Платон тихонько коснулся плеча своего друга, ресницы Артемия дрогнули и он открыл глаза.
- Артик, по-моему, мы залезли туда, куда лезть нельзя... - Платон говорил вслух, даже не пытаясь скрывать эмоции, - то, что ты сейчас здесь, это... это чудо... - Платон вспомнил древнее слово, которому в этом времени, казалось, уже не было применения. - Мне было элементарно страшно, Артик, я пытаюсь сейчас представить, что чувствовал ты...
- Не пытайся лучше, не надо. - Артемий заговорил с Платоном «вживую» впервые с того момента, как началась его экспедиция в прошлое. - Ты можешь хотя бы примерно сказать мне, где я был? - Платон в ответ только молча помотал головой. Артемий уловил мысль - «Может показать только реконструкция... Если она вообще возможна в данном случае».
- Но ведь мы сделали это, слышишь, Артик... Ты сделал!
Артемий повернул голову и посмотрел на Платона.

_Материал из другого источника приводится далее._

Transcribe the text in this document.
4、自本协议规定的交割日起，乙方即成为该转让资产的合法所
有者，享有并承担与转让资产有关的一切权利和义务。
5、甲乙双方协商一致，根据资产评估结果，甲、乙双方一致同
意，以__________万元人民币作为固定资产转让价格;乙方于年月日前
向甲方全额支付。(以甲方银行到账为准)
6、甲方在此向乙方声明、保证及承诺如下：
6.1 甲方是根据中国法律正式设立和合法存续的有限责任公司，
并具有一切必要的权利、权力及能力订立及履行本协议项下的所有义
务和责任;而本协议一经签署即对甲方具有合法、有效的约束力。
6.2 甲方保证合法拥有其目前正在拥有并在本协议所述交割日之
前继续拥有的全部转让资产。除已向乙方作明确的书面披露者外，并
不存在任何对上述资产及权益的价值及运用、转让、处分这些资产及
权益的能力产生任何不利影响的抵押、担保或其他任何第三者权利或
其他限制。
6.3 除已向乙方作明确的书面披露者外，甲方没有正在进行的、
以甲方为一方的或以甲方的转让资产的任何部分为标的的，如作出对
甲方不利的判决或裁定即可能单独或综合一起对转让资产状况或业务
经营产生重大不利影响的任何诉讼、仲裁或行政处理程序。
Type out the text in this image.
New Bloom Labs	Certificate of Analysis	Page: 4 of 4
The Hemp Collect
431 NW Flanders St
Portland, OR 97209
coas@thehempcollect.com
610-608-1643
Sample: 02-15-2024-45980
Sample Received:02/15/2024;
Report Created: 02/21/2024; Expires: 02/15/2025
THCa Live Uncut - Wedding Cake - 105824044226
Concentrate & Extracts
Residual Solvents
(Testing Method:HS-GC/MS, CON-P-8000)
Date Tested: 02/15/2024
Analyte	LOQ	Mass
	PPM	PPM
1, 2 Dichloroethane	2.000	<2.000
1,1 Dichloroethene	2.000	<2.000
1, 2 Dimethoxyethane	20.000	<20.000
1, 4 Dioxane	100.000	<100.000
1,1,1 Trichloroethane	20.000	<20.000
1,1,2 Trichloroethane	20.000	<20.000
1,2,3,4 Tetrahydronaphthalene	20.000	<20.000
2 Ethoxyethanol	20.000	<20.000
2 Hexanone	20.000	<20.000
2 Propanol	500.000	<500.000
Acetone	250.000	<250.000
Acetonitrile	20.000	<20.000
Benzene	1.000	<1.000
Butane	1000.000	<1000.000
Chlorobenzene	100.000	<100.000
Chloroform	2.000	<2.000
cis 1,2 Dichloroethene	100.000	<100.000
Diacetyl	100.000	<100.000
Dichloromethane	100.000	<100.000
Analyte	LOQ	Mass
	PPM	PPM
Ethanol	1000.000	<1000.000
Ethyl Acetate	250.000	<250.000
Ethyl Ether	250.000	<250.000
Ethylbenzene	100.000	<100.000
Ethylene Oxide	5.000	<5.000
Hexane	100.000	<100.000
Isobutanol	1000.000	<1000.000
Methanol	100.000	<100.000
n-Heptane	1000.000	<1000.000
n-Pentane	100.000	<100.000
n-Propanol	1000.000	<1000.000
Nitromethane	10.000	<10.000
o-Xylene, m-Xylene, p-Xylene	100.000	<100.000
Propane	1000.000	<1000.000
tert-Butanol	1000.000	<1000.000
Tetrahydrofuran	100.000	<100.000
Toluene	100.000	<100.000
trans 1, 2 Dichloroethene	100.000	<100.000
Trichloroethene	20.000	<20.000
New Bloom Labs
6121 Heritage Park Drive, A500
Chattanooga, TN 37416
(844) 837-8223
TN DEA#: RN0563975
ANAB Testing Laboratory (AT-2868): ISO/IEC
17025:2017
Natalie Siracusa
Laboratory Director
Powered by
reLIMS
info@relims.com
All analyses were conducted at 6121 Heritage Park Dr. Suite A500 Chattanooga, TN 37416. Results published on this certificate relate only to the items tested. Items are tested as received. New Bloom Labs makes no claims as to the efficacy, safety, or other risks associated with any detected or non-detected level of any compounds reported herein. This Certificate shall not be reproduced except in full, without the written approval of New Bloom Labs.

- Я увидел верхний предел для разума человека. - Его голос, в отличие от голоса Платона, не отражал никаких эмоций — просто тихий, спокойный голос уставшего человека. Он осторожно поднялся и слез на пол из камеры. Гравитаб запротестовал, но Артемий отмахнулся от него. Он сделал несколько шагов по комнате, схватился за голову и упал на пол. Гравитаб с помощью Платона подобрал его с пола, трансформировавшись во что-то среднее между коконом и противоперегрузочным креслом времен начала космической эры. Платон «послушал» Артемия — ничего страшного, типичный обратный эффект, теперь начнется обычный период восстановления.